FUTBOLCU Emre Belözoğlu’nun Trabzonspor’un Fildişi Sahili vatandaşı futbolcusu Didier Zokora’ya “pis zenci” dediği iddia ediliyor.
Aslında İngilizce daha ağır bir ifade kullanmış ama bizim basın o ifadeyi “pis zenci” olarak yansıtmayı tercih ediyor.
Neyse...
Emre Belözoğlu böyle bir şey yapmış mıdır?
Bilmiyorum.
“Günahı boynuna” deyip geçelim.
Ama “Türkler Afrika kökenli insanları çok sever” diye bir klişe var ya...
İşte bu klişeyi geçmeyelim.
* * *
Bilimsel kanıtlarla desteklenmemiş, araştırma verilerine yaslanmayan bir tezim var benim.
Şudur:
Eğer bu memleketteki Afrika kökenlilerin sayısı yüzde 30’lara falan varsaydı...

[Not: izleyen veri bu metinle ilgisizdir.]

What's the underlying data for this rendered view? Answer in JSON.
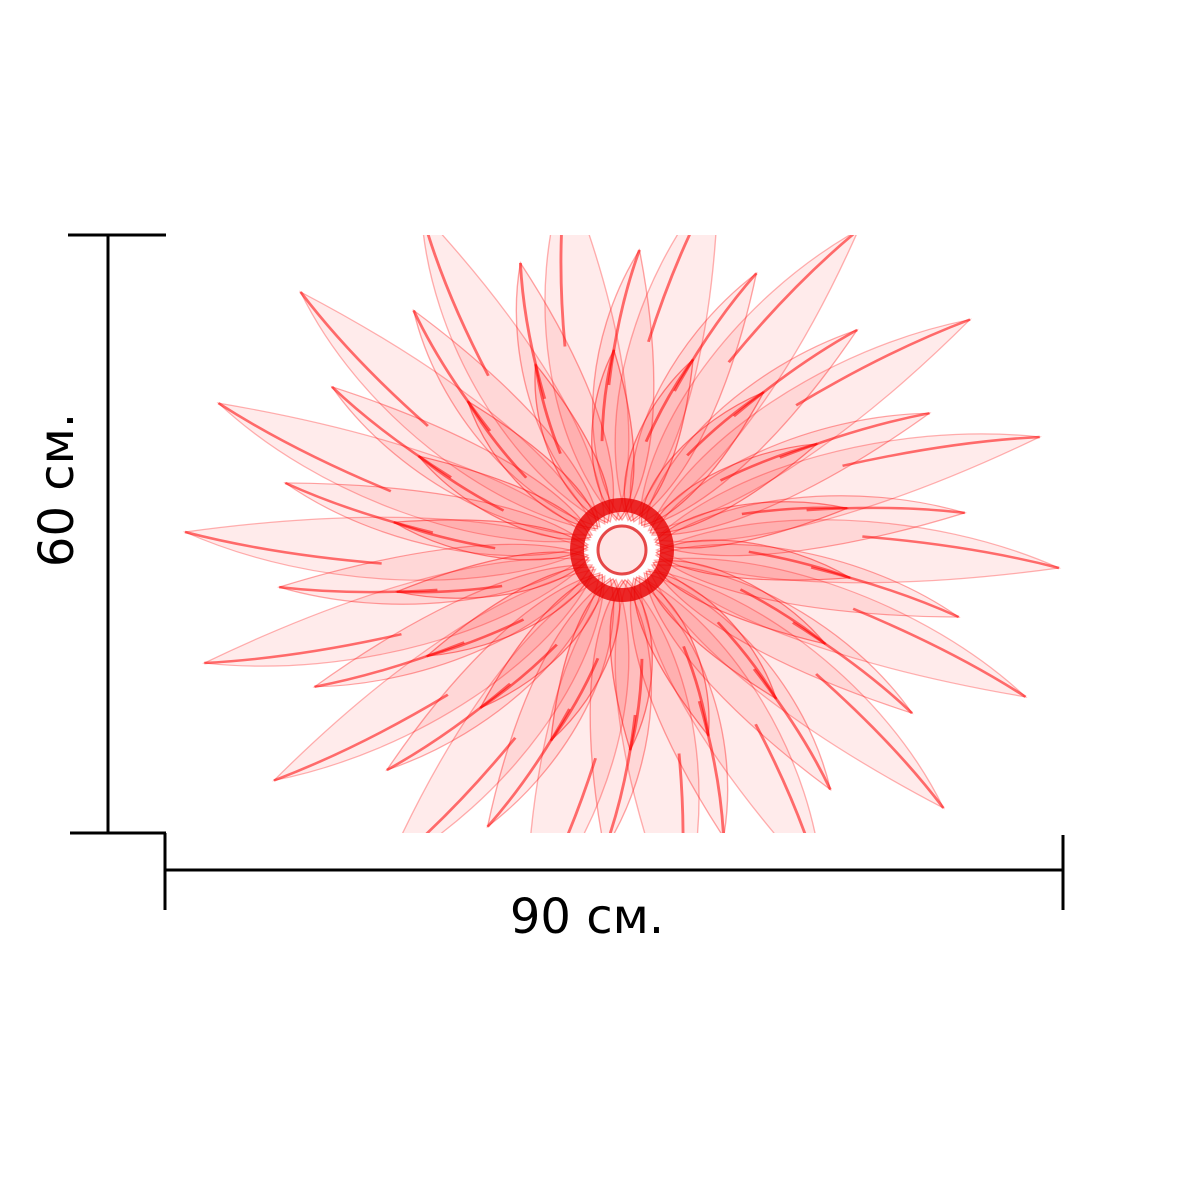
{
  "dimensions": {
    "height_label": "60 см.",
    "width_label": "90 см."
  }
}
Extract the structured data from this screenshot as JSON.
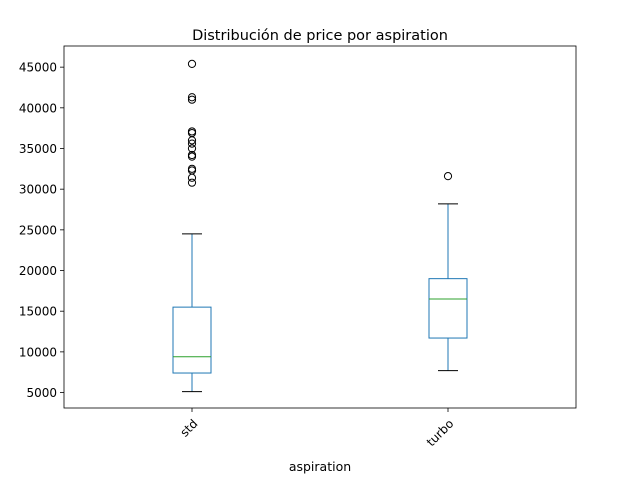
{
  "chart_data": {
    "type": "boxplot",
    "title": "Distribución de price por aspiration",
    "xlabel": "aspiration",
    "ylabel": "",
    "categories": [
      "std",
      "turbo"
    ],
    "ylim": [
      3100,
      47600
    ],
    "yticks": [
      5000,
      10000,
      15000,
      20000,
      25000,
      30000,
      35000,
      40000,
      45000
    ],
    "grid": false,
    "boxes": [
      {
        "category": "std",
        "whisker_low": 5118,
        "q1": 7400,
        "median": 9400,
        "q3": 15500,
        "whisker_high": 24500,
        "outliers": [
          30800,
          31400,
          32300,
          32500,
          34000,
          34200,
          35000,
          35600,
          36000,
          36900,
          37100,
          41000,
          41300,
          45400
        ]
      },
      {
        "category": "turbo",
        "whisker_low": 7700,
        "q1": 11700,
        "median": 16500,
        "q3": 19000,
        "whisker_high": 28200,
        "outliers": [
          31600
        ]
      }
    ],
    "colors": {
      "box": "#1f77b4",
      "median": "#2ca02c",
      "whisker_cap": "#000000",
      "outlier": "#000000"
    }
  }
}
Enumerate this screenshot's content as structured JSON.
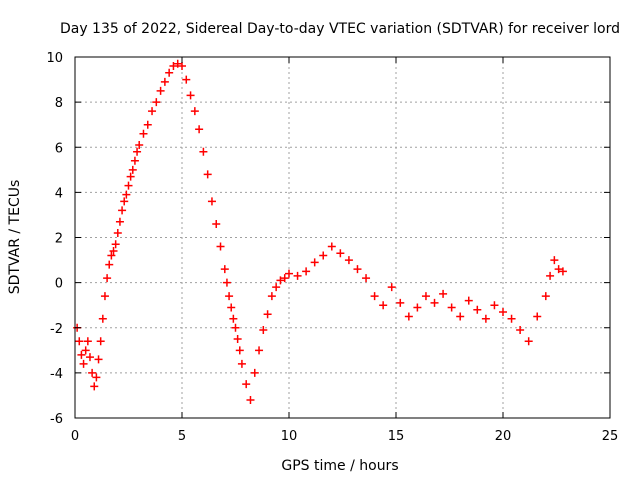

- “Pis zenci” lafı bizde de meşhur olurdu.
- “Ku Klux Klan” türü kukuletalı madrabaz örgütlenmeleri bizde de ortaya çıkardı.
- “Siyahlar da insandır” falan diyenlere “Zenci dostu” türü çıkışmalar bizde de alır başını giderdi.
- Amerika’da Afrika kökenlilere yapılanların benzerleri bizde de yapılırdı.
Afrika kökenlilerin yaşamadığı bir toplumda “biz siyahları çok severiz” demek kolay.
Mesele Afrika kökenlilerin sayıca fazla olduğu bir toplumda “siyah dostu” olabilmekte...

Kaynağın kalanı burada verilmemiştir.